After a pause, McAlpin said, “Imagine you are quiet, timid, rather conventional, and not long out of a middle-class fee-paying school which prides itself on producing genteel young ladies. You are chased by a clever peculiar boy. He’s polite but his clothes and hair have paint on them, he breathes heavily and his skin is often … mmmm … medically interesting. How would you react? Remember, you’ve been brought up not to hurt people.”

Thaw said, “I’ve thought of that. And next time we meet I’ll nod to her distantly and she’ll be specially inquiring and charming. She’ll suggest we have coffee together. Oh, she wants me. Slightly. Sometimes.”

“Maybe she’s frigid.”

“Of course she’s frigid. So am I. But nobody stays the same forever and even lumps of ice, surely, will melt if they rub together long enough. Perhaps she’s not frigid. Perhaps she loves someone else.”

“She’s honest, Duncan—I doubt if there’s anyone else.”

“Do you? I would doubt but … she’s so much more bonny each time I see her that I feel she must love somebody.”

McAlpin said, “Hm!” and glanced sideways at Thaw beneath lethargic eyelids.

He sat on the top deck of the homeward tramcar and his rage at her, increased with the distance between them. A voice said, “Hullo, Duncan.”

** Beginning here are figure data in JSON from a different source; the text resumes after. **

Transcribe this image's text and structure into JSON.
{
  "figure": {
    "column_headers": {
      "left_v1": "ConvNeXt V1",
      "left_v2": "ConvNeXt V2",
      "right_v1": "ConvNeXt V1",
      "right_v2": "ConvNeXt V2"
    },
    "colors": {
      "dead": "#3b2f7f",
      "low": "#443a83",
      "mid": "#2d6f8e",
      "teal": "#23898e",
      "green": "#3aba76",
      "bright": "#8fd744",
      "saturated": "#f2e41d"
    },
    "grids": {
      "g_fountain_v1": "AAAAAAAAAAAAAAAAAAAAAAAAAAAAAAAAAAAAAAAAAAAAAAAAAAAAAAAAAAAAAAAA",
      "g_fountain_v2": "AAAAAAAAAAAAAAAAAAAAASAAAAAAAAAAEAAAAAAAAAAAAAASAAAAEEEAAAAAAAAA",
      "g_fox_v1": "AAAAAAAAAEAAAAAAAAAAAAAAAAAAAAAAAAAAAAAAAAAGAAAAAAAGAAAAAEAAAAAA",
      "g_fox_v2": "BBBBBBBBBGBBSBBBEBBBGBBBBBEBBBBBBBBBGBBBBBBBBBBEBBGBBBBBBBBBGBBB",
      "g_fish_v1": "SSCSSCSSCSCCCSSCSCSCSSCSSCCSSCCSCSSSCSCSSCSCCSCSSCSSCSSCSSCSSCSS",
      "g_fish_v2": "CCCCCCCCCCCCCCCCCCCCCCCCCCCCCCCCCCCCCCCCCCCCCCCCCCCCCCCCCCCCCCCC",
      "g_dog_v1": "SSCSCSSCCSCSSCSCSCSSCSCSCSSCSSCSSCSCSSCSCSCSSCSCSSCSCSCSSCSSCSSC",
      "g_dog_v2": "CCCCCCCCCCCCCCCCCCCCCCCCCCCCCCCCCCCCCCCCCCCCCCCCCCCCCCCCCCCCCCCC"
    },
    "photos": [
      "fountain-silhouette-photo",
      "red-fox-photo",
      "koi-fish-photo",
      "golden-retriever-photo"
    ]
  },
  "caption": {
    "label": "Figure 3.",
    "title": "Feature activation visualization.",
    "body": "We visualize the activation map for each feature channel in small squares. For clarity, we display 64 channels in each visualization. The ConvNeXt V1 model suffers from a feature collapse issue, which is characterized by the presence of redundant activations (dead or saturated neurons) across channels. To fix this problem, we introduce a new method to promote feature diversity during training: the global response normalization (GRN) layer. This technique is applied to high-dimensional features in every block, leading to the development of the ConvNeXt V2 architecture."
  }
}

It took a moment to recognize June Haig, who was going downstairs. He rose and followed, saying, “Hullo, June. You are a bad girl.”

“Oh? Why that?”

“Last year you kept me waiting for nothing for a whole hour at Paisley’s corner.”

She gave him a quick startled smile. “Did I? Oh, yes. Something happened.”

He saw that she didn’t remember. He grinned and said “Don’t worry. The point is …” —the tramcar stopped and they crossed to the pavement— “the point is, will you forget again if we arrange to meet again?”

“Oh no.”

“Yes you will, if we don’t meet soon. What about Paisley’s corner tomorrow night? About seven?”